While remote requests are not delivered after impl_shutdown is called, the current implementation does not stop colocated clients from calling the objects. In future, colocated clients will exhibit the same behaviour as remote clients.
destroy permanently removed the BOA. This function will call impl_shutdown implicitly if it has not been called. When this call returns, the IIOP port(s) held by the BOA will be freed. Remote clients will see their requests refused by the operating system when they try to open a connection to the IIOP port(s).
After destroy is called, the BOA should not be used. If there is any objects still registered with the BOA, the objects should not be invoked afterwards. The objects are not disposed. Invoking on the objects after destroy would result in undefined behaviour. Initialisation of another BOA using BOA_init is not supported. The behaviour of BOA_init after this call is undefined.

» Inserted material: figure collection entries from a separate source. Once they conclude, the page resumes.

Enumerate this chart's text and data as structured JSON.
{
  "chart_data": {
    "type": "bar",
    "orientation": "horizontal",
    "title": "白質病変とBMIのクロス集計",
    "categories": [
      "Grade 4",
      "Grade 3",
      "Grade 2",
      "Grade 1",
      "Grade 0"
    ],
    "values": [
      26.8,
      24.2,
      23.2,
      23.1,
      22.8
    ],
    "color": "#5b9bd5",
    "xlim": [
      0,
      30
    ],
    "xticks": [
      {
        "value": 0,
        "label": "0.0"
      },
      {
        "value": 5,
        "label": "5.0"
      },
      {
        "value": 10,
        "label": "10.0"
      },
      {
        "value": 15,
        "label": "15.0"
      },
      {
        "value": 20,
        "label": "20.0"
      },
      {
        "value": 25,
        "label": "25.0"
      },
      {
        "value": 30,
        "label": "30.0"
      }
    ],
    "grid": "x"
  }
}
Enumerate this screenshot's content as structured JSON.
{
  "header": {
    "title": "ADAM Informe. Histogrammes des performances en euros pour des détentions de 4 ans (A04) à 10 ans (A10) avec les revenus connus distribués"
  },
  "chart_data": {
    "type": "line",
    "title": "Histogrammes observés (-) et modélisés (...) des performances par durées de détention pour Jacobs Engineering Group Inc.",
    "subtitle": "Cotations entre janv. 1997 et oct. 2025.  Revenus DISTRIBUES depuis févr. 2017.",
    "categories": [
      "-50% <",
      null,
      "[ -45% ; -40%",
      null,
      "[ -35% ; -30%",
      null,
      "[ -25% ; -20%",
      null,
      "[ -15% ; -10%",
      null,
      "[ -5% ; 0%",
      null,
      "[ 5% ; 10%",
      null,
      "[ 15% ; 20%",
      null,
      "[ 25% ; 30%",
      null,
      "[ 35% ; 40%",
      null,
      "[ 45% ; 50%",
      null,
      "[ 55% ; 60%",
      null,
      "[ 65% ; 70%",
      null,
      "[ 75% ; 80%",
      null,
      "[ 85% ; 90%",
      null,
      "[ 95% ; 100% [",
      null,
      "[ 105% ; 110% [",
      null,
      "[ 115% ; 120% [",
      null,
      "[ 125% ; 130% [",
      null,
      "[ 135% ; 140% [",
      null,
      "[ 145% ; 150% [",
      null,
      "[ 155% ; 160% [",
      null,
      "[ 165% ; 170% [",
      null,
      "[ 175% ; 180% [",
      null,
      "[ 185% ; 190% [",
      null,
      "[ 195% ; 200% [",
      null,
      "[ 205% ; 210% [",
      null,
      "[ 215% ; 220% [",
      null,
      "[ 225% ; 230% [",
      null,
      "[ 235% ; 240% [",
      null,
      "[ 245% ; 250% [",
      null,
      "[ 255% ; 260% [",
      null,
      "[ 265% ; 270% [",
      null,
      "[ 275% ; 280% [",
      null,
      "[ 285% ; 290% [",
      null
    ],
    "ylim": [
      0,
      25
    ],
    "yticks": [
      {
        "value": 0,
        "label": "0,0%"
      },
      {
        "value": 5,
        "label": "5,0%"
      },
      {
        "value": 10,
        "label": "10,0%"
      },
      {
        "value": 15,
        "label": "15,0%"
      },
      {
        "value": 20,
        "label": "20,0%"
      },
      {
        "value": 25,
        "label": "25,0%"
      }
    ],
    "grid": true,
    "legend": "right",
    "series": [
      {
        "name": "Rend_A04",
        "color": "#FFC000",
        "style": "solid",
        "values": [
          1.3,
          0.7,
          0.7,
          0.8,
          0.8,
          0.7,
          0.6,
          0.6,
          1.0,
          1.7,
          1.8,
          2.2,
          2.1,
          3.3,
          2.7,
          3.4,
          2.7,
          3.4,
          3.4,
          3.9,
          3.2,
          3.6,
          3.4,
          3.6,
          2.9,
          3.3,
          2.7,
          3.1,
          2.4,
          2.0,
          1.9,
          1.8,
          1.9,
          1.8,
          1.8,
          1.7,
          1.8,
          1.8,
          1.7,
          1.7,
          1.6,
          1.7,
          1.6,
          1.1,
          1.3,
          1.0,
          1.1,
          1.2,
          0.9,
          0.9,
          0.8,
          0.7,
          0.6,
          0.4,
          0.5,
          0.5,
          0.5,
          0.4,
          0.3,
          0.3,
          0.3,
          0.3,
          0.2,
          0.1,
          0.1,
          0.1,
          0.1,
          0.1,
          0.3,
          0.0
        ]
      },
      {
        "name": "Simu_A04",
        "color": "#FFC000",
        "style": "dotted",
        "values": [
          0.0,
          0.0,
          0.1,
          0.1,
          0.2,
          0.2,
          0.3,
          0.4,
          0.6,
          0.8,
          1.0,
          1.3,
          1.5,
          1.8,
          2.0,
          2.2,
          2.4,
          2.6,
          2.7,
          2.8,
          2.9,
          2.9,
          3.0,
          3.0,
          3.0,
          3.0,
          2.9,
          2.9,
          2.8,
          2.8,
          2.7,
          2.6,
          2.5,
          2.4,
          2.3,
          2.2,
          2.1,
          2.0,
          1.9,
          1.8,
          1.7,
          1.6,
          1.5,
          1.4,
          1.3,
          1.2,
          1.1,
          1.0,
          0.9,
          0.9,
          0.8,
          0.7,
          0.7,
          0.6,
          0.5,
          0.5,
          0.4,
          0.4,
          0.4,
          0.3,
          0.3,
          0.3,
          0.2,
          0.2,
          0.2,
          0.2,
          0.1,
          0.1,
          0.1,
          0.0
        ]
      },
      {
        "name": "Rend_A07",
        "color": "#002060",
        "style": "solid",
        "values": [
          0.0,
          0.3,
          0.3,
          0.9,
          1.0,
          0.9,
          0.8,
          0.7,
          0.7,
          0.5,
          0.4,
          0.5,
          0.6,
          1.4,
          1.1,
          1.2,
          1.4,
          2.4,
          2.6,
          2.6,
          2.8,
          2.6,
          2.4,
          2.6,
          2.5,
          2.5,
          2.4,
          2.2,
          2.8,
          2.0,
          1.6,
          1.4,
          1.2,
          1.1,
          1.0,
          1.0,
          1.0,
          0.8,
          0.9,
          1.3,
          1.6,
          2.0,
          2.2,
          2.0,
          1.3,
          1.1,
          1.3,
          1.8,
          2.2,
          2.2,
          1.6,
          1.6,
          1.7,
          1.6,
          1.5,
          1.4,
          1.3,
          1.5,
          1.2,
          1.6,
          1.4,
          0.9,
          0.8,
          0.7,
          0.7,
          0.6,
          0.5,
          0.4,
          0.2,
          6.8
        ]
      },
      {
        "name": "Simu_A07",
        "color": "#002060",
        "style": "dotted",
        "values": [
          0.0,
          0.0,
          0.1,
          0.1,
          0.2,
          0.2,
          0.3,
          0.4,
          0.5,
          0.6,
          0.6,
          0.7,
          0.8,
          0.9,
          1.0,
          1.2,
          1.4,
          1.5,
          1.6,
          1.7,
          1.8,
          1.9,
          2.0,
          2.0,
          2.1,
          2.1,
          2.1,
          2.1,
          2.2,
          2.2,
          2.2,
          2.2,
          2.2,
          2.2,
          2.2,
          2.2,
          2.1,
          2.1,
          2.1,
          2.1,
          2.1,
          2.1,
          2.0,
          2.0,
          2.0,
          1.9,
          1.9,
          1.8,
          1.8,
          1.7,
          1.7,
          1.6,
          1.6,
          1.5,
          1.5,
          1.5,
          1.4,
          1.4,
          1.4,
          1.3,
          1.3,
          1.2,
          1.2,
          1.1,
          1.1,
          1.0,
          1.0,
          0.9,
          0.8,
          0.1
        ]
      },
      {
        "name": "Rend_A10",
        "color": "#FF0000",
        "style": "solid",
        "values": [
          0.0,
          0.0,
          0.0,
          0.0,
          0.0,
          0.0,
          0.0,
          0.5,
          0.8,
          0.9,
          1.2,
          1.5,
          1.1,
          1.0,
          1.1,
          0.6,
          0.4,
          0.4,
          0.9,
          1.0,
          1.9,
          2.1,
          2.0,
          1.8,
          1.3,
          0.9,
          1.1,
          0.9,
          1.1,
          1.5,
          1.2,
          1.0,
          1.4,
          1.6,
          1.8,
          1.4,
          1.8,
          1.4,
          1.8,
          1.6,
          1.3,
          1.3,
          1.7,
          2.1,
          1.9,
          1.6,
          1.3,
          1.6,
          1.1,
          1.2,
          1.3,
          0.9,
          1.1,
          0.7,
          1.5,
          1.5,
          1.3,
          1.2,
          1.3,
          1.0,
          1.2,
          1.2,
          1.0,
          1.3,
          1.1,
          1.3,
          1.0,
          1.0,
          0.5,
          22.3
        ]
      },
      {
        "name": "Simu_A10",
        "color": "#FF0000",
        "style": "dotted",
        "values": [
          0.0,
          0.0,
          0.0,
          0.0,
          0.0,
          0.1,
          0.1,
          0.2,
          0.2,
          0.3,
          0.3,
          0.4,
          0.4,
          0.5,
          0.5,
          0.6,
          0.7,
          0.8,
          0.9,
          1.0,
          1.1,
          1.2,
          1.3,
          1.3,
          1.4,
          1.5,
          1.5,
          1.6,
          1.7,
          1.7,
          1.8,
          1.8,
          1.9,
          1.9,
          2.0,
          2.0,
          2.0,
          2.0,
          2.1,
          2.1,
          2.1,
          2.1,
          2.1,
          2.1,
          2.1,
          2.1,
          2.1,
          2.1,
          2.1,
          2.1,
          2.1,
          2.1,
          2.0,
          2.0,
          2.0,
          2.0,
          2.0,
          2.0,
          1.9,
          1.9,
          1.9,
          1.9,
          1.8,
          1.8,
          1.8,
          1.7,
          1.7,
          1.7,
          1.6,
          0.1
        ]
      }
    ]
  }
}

The following member functions are not implemented. Calling these functions do not have any effect.
Since 2.5.0, there is limited support for loading objects on demand. An application can register a handler for loading objects dynamically. The handler should have the signature omniORB::loader::mapKeyToObject_t:
namespace omniORB {
...
class loader {
public:
typedef CORBA::Object_ptr (*mapKeyToObject_t) (const objectKey& key);
static void set(mapKeyToObject_t NewKeyToObject);
};
};
When the ORB cannot locate the target object in this address space, it calls the handler with the object key of the target. The handler is expected to instantiate the object, either in this address space or in another address space, and returns the object reference to the newly instantiated object. The ORB will then reply with a LOCATION_FORWARD message to instruct the client to retry using the object reference returned by the handler. When the handler returns, the ORB assumes ownership of the returned value. It will call CORBA::release() on the returned value when it has finished with it.
The handler may be called concurrently by multi-threads. Hence it must be thread-safe.
If the handler cannot load the target object, it should return CORBA::Object::_nil(). The object will be treated as non-existing.
The application registers the handler with the ORB at runtime using omniORB::loader::set(). This function is not thread-safe. Calling this function again will replace the old handler with the new one.